Introducing startup PernixData – Out of stealth!

There are many startups out there that do something with storage these days. To be honest, many of them do the same thing and at times I wonder why on earth everyone focuses on the same segment and tries to attack it with the same product / feature set. One of the golden rules for any startup should be that you have a unique solution that will sell itself. Yes I realize that it is difficult, but if you want to succeed you will need to stand out.

About a year ago Satyam Vaghani (former VMware principal engineer who was responsible for VMFS, VAAI, VVOLs etc.) and Poojan Kumar (former VMware Data products lead and ex-Oracle Exadata founder) decided to start a company – PernixData. PernixData was conceptualized based on their experiences working on the intersection of virtualization, flash based storage and data. Today PernixData is revealed to the world. For those who don’t know, Pernix means “agile”. But what is PernixData about?

How many of you haven’t experienced storage performance problems? It probably is, in fact, the number one bottleneck in most virtualized environments. Convincing your manager (director / VP) that you need a new ultra-fast (and expensive) storage device is not easy; far from it. On top of that, data will always hit the network first before being acknowledged and every read will go over your storage network. How cool would it be if there was a seamless software solution that solves all your storage performance problems without you requiring to rip and replace your existing storage assets?

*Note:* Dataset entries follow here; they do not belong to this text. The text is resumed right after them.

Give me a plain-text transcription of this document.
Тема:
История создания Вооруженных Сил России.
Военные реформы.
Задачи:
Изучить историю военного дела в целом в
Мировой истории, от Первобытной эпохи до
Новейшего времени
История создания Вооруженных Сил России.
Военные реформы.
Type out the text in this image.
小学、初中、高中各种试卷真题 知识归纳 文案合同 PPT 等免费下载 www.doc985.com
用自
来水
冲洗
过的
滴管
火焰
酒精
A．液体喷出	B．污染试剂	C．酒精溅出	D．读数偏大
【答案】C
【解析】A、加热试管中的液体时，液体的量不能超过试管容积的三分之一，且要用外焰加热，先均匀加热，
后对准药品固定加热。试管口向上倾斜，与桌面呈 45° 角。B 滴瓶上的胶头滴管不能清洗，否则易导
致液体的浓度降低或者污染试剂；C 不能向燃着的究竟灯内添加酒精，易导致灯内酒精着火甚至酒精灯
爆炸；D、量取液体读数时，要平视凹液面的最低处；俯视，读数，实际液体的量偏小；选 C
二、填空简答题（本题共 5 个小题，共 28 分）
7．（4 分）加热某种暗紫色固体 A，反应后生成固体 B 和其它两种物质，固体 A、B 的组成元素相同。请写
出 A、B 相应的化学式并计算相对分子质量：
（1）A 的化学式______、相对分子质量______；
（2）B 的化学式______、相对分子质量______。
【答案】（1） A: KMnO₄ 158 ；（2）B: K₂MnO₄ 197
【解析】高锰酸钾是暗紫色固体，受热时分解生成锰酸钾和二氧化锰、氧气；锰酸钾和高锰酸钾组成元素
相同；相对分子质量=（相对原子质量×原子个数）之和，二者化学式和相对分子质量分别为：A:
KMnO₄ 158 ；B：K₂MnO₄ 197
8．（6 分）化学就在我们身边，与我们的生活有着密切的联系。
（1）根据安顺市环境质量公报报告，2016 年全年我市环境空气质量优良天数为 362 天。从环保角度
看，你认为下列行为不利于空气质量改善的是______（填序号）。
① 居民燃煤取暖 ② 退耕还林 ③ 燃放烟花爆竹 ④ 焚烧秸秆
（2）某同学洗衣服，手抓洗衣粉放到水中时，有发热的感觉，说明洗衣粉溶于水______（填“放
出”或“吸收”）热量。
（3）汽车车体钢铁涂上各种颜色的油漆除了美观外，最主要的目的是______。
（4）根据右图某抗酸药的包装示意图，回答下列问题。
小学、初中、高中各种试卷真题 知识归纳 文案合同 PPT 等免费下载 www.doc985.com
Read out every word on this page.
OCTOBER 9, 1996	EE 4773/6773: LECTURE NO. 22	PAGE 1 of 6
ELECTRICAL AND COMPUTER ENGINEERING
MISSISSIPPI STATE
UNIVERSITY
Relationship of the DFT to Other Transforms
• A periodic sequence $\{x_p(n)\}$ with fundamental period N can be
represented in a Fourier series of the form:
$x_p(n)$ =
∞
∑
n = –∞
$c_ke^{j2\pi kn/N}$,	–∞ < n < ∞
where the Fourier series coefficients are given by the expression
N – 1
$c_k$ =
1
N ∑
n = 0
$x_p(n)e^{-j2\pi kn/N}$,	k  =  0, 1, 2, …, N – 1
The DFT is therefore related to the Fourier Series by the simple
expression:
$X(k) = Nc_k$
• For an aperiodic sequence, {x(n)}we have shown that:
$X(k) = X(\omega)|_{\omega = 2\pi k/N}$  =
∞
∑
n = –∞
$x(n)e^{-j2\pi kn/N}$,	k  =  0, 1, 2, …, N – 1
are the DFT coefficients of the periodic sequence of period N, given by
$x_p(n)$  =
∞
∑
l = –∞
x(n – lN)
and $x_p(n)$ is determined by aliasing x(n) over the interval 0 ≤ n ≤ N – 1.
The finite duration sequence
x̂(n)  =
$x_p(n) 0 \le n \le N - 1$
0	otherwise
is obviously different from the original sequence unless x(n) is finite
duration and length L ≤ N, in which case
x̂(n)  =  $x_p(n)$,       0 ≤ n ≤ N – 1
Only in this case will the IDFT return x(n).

Server-side flash overcomes problems associated with network based storage and server-side caching solutions provide some respite. Yet, server-side caching solutions usually neither satisfy enterprise class requirements for availability nor transparently support clustered hypervisor features such as VMware vMotion. In addition, while they accelerate reads they fail to do much for writes. Customers are then stuck between either overhauling their entire storage infrastructure or going with caching solutions that work for limited use cases. PernixData is about to release a cool new product – a flash virtualization platform – that bridges this gap. By picking up where hypervisors left off, PernixData is planning to become the VMware of server flash and is aiming to do to server flash what VMware did to CPU and memory. So, what is this flash virtualization platform and why would you need it?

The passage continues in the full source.